2. Here's an interesting story about a female Sikh bank robber. One minor detail caught my eye. "Inside, a greeter jumped out and said: "Hey, how can I help you?" This technique is called SafeCatch, and it's taught by the FBI to put potential robbers off their stride." Wouldn't having someone jump out at you put anyone off their stride? Or does it mean that all those people who hand around in HSBC branches just to point to the machines are there to put off bank robbers?

3. Inequality. Here's "an interesting thought for those people at Oxfam complaining so vociferously about inequality. Absolutely everyone who works for them at home base is in the global top 6 percent by income, all of their senior people are in the top 1percent. And given that some of them are middle aged, with houses and pensions, there’s almost certainly more people working for Oxfam in that top 1 percent of wealth in the world than there are actual billionaires on the planet." Even closer to home: "Median pay for employees in Britain last year was £22,044; only 10% of people earned more than £48,250. Mean annual pay, says the ONS, was £27,271, but more than 60% earned less than that, the overall average being skewed by the tiny minority who make considerably more." That's from here, a piece which also explains why George Osborne is more in touch with C2 voters than Ed Milliband.

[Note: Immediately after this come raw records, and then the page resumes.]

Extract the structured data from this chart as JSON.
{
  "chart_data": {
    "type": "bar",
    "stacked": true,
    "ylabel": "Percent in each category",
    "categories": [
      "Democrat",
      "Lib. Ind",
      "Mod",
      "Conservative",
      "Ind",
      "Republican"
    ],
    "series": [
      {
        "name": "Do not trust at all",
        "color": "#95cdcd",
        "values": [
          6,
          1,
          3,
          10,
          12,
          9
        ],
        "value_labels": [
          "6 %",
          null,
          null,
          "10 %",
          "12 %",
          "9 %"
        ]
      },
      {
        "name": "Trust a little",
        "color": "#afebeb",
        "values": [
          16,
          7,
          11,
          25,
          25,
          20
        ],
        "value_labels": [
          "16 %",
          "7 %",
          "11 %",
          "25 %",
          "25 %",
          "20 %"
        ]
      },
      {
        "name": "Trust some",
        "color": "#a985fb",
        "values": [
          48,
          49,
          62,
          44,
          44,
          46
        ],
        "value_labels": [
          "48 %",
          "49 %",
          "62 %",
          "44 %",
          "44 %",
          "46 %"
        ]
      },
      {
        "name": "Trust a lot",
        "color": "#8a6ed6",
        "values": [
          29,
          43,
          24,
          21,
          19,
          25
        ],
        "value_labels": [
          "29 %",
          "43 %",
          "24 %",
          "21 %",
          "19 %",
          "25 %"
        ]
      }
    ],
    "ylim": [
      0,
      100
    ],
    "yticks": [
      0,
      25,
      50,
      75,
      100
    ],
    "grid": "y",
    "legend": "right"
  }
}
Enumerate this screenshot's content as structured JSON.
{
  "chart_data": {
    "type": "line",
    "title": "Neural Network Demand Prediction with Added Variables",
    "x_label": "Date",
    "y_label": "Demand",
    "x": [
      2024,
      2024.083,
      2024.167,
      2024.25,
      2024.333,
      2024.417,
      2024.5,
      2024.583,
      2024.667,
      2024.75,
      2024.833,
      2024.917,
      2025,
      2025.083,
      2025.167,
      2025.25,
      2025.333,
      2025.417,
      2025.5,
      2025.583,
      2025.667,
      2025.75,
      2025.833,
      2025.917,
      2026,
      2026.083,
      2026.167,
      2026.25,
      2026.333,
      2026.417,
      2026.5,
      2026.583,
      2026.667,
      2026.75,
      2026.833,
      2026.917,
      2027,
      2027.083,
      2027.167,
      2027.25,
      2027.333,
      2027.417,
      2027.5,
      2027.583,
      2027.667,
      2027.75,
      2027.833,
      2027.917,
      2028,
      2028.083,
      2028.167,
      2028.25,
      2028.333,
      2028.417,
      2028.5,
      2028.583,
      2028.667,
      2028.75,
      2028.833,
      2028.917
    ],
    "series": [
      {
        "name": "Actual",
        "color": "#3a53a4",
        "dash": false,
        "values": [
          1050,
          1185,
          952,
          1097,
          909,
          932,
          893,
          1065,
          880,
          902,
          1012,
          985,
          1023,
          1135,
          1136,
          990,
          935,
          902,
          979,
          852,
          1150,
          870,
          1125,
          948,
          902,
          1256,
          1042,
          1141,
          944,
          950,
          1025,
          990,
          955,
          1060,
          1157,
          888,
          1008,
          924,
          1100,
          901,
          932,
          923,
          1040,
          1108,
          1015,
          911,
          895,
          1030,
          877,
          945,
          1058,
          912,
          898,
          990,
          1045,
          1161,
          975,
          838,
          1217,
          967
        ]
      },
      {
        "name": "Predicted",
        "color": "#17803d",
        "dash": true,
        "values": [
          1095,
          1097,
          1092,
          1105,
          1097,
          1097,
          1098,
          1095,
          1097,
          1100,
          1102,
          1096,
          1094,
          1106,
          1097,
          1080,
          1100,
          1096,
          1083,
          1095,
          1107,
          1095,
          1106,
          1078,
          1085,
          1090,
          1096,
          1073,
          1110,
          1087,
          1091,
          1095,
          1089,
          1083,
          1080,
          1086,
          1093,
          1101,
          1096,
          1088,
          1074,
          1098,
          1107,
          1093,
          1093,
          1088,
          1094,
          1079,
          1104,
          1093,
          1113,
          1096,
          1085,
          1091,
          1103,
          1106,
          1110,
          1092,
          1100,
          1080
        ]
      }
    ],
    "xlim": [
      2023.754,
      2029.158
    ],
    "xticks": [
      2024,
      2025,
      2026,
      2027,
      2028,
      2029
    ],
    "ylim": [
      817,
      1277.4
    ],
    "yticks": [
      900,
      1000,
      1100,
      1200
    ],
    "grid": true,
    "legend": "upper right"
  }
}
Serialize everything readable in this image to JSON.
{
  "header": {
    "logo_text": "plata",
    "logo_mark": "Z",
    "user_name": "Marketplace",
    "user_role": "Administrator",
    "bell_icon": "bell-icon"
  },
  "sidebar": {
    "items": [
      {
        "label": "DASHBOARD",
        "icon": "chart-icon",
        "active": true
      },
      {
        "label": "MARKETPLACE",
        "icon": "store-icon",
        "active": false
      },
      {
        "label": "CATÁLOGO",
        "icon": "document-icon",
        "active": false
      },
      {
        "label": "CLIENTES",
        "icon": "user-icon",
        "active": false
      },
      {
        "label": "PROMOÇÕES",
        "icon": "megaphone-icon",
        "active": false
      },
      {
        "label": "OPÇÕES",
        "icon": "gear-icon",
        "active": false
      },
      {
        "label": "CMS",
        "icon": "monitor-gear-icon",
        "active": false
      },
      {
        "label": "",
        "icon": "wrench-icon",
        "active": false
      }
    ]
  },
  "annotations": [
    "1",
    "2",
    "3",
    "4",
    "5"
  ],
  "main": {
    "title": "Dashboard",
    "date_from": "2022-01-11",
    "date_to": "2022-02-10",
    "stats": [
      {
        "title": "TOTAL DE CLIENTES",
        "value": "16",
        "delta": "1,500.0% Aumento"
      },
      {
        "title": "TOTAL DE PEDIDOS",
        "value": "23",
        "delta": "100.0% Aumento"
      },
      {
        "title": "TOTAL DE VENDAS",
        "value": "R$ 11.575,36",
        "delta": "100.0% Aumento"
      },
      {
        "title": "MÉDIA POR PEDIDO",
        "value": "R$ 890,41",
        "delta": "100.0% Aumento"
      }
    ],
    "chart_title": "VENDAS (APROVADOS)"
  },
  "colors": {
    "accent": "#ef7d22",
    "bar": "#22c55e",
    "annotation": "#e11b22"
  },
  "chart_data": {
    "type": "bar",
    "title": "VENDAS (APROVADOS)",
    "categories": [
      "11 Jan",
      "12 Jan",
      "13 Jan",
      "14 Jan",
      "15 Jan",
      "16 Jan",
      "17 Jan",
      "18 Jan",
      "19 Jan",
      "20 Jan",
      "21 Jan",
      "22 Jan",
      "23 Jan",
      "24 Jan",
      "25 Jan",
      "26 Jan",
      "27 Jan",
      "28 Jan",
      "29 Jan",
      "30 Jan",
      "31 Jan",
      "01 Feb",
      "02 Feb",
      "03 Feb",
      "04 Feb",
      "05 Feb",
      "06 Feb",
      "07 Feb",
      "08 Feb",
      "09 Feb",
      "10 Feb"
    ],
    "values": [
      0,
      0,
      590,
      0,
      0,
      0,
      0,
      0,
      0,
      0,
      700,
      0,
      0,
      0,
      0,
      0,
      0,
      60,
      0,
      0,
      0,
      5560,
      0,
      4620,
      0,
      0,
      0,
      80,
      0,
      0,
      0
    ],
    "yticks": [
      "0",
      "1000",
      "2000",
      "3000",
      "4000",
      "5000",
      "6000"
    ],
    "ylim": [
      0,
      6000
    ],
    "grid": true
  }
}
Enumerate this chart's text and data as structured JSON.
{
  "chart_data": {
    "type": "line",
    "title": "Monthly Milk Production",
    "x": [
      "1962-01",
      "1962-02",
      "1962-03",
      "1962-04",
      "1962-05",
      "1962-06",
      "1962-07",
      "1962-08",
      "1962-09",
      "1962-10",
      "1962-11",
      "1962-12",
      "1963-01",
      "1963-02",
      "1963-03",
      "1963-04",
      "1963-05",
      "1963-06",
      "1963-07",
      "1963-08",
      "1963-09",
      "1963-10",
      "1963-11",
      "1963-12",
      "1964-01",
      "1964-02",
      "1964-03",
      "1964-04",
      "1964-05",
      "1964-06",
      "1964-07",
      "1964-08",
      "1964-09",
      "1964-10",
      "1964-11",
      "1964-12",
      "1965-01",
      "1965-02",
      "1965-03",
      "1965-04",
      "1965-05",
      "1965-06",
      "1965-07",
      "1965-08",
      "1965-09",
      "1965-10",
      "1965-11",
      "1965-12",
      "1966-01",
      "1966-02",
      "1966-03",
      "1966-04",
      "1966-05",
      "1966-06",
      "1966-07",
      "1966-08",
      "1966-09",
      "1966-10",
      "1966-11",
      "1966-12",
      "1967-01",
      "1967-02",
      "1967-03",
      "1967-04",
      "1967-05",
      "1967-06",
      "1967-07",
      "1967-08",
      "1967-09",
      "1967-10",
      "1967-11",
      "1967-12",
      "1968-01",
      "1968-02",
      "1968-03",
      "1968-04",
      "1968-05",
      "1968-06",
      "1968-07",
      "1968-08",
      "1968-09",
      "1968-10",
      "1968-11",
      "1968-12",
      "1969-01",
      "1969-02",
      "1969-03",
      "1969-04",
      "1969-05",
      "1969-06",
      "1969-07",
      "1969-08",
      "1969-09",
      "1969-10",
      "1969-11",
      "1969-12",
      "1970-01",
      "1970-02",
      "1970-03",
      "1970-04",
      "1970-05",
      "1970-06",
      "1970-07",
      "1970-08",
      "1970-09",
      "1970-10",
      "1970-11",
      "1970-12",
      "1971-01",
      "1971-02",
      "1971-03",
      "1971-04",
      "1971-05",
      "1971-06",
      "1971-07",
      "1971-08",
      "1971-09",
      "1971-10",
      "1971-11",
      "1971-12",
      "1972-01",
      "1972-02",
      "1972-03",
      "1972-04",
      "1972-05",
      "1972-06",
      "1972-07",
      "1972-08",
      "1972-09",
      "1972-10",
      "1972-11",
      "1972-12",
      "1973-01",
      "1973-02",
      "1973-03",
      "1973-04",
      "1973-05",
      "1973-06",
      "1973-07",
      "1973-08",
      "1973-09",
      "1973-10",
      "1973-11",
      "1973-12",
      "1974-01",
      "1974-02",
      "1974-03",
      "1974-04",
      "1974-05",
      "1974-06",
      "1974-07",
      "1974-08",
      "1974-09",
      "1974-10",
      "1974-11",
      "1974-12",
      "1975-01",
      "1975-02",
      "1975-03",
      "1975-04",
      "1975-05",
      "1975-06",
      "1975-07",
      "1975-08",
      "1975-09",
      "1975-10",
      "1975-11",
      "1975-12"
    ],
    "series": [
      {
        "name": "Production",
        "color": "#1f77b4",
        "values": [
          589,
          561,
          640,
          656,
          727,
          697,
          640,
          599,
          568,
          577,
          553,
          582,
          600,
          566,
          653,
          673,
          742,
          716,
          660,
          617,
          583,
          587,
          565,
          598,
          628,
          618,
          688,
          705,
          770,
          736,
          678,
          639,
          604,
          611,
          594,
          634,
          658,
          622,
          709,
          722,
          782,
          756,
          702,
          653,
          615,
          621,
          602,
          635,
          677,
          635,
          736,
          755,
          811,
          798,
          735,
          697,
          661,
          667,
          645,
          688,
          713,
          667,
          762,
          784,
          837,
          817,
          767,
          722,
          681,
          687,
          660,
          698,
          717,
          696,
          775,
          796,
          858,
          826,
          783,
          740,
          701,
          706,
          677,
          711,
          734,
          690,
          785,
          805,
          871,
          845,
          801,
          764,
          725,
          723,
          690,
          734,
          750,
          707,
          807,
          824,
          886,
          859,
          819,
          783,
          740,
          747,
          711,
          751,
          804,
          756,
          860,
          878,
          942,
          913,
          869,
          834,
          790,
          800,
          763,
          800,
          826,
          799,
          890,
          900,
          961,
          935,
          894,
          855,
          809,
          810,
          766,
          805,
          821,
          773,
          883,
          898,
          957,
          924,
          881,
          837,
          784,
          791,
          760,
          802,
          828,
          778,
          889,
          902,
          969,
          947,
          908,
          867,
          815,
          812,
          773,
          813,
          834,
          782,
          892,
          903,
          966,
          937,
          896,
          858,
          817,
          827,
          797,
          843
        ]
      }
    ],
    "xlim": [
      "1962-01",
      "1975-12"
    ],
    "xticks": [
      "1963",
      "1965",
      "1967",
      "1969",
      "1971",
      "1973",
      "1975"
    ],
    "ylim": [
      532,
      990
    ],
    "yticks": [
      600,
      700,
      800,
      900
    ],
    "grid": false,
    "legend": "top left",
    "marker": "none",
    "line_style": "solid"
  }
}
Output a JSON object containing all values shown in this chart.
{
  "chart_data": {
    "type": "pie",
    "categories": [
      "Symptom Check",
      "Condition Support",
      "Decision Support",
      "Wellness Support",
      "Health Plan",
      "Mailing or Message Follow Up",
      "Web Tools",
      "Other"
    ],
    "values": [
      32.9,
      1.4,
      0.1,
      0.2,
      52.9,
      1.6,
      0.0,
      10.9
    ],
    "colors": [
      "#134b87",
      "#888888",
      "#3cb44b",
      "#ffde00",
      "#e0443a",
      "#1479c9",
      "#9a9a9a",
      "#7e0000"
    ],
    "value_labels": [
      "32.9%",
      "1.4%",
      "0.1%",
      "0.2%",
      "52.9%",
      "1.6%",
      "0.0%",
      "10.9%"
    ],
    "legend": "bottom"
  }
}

4. Here are a couple of Buzzfeed-esque 'amazing places' links: "Are these the most magical settlements in the world?" (they're in the running) and (slightly less Buzzfeed-y) "The Sensational Architecture of the Strangest Village in Lebanon".

5. PJ O'Rourke says "you really do love your NHS. But what I don't understand is if it's so good why are you always trying to fix it?". Well, so the saying goes, the Americans hate their healthcare and do nothing about it; the French love theirs and are always fiddling with it. 


7. For those of us who don't understand relativity, quantum mechanics and all that jazz, here's Freeman Dyson, clear as always. "To summarize the present situation, there are three ways to understand philosophically our observations of the physical universe. The classical philosophy of Einstein has everything in a single layer obeying classical laws, with quantum processes unexplained. The quantum-only philosophy has included everything in a single layer obeying quantum laws, with the astonishing solidity and uniqueness of the classical illusion unexplained. The dualistic philosophy gives reality impartially to the classical vision of Einstein and to the quantum vision of Bohr, with the details of the connection between the two layers unexplained. All three philosophies are tenable, and all three are incomplete. I prefer the dualistic philosophy because I give equal weight to the insights of Einstein and Bohr. I do not believe that the celestial harmonies discovered by Einstein are an accidental illusion."

8. The thing about Minecraft is that it allows children to run riot, the way they used to.

9. Finally, if you have got this far, you might be interested in knowing that you do a course on wasting time on the internet at the University of Pennsylvania. It seems as if it's (almost entirely) a waste of time.